On the buy-side, every competitive auction appears to be attracting a significant number of private equity firms, especially U.S.-based firms. The U.S. firms and their Canadian competitors are increasingly using industry specialization to differentiate themselves – not just through research, but often through investments in sector-specific companies and, in some cases, through establishing in-house operations teams. The result is that these financial buyers can match strategic players with deep industry insight and, with this confidence, they are often prepared to bid up the price or accept more post-closing risk. These new hybrid financial/strategic buyers are squeezing out other private equity firms without the same specialization and are competing more effectively against strategic buyers. Since they are also better positioned to partner with other industry players, make ambitious business plans more realistic and provide greater value through strategic planning and operational improvements, they can ultimately support higher purchase prices for businesses.
Timing and certainty of closing are other factors that potential buyers are using to differentiate themselves in a competitive bidding environment. A firm with industry expertise and a strong track record of closing deals and creating value in the relevant sector can increase a seller’s confidence in that firm’s bid in terms of both the bidder’s ability to execute the transaction and its ability to carry the business forward post-closing. This will be particularly important to sellers rolling a portion of their equity into the acquired business. Firms planning a combination with an existing investee company have the added advantage of third-party financing sources already in place, which usually increases certainty and reduces the time to closing.
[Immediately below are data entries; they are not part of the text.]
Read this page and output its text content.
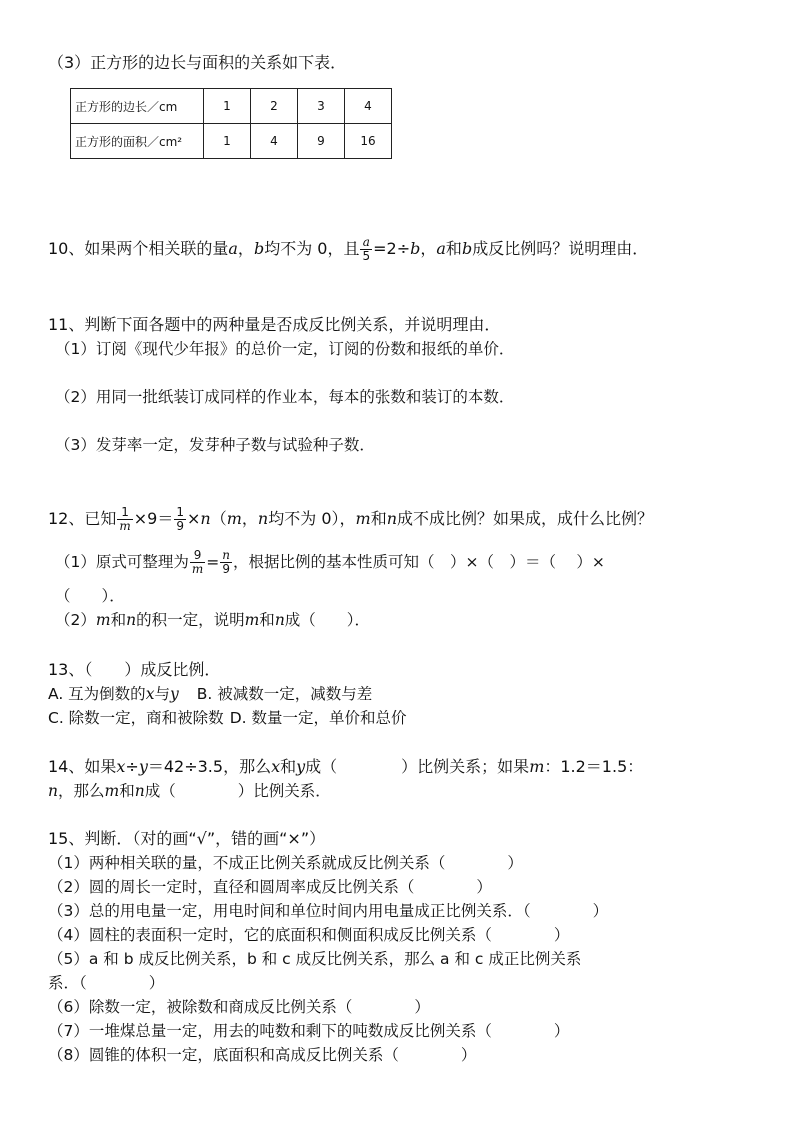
（3）正方形的边长与面积的关系如下表．
正方形的边长／cm	1	2	3	4
正方形的面积／cm²	1	4	9	16
10、如果两个相关联的量a，b均不为 0，且 $\frac{a}{5} =2\div b$，a和b成反比例吗？说明理由．
11、判断下面各题中的两种量是否成反比例关系，并说明理由．
（1）订阅《现代少年报》的总价一定，订阅的份数和报纸的单价．
（2）用同一批纸装订成同样的作业本，每本的张数和装订的本数．
（3）发芽率一定，发芽种子数与试验种子数．
12、已知 $\frac{1}{m} \times 9= \frac{1}{9} \times n(m$，n均不为 0），m和n成不成比例？如果成，成什么比例？
（1）原式可整理为 $\frac{9}{m} = \frac{n}{9}$ ，根据比例的基本性质可知（　）×（　）＝（　 ）×
（　　）．
（2）m和n的积一定，说明m和n成（　　）．
13、（　　）成反比例．
A. 互为倒数的x与y B. 被减数一定，减数与差
C. 除数一定，商和被除数 D. 数量一定，单价和总价
14、如果x÷y＝42÷3.5，那么x和y成（　　　　）比例关系；如果m：1.2＝1.5：
n，那么m和n成（　　　　）比例关系．
15、判断．（对的画“√”，错的画“×”）
（1）两种相关联的量，不成正比例关系就成反比例关系（　　　　）
（2）圆的周长一定时，直径和圆周率成反比例关系（　　　　）
（3）总的用电量一定，用电时间和单位时间内用电量成正比例关系．（　　　　）
（4）圆柱的表面积一定时，它的底面积和侧面积成反比例关系（　　　　）
（5）a 和 b 成反比例关系，b 和 c 成反比例关系，那么 a 和 c 成正比例关系
系．（　　　　）
（6）除数一定，被除数和商成反比例关系（　　　　）
（7）一堆煤总量一定，用去的吨数和剩下的吨数成反比例关系（　　　　）
（8）圆锥的体积一定，底面积和高成反比例关系（　　　　）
Sellers are also working to improve the efficiency of the bid process and ensuring the completeness of bids submitted during the auction. They are, for example, prepackaging key due diligence matters to fully educate buyers on inherent risks associated with the business being sold and to facilitate timely bids that are less conditional on, or subject to, price renegotiation pending due diligence review.
In some circumstances, buyers have attempted to gain a timing advantage by pursuing transactions on an immediate “sign-and-close” basis, without an interim preclosing period that would ordinarily be used to obtain regulatory approval of the deal. Efficient sign-and-close transactions require a preliminary determination that regulatory approval is perfunctory. Buyers that have arrived at that assessment may initiate the regulatory process at their own cost in advance of a signed deal to allow for immediate signing and closing of the transaction once regulatory approval is obtained. This approach also helps avoid unnecessary friction with management that may come from negotiating a suite of interim operating and other protective covenants designed to safeguard the buyer’s interest in the transaction pending closing.
Some prospective buyers are also seeking to increase their chances at successful bids through representation and warranty insurance. A buyer can purchase a policy to cover indemnity claims for breaches of representations and warranties in a purchase agreement. This coverage is relatively inexpensive – typically a one-time premium of 2% to 3% of the coverage. Without reducing the buyer’s indemnification coverage, the insurance allows a buyer to reduce its indemnification demands on a seller, including reducing the need for a portion of the sale proceeds to be held in escrow. It has the added benefit of preserving goodwill with management by reducing the need for buyers to possibly pursue claims against sellers, who often remain on the management team after the change of ownership.
Although representation and warranty insurance has been available for many years, interest in the coverage is growing. This tool, along with the specialization of financial buyers, prospective buyers’ focus on tightening timing and the closing certainty on transactions, will affect private company auction dynamics in the year to come.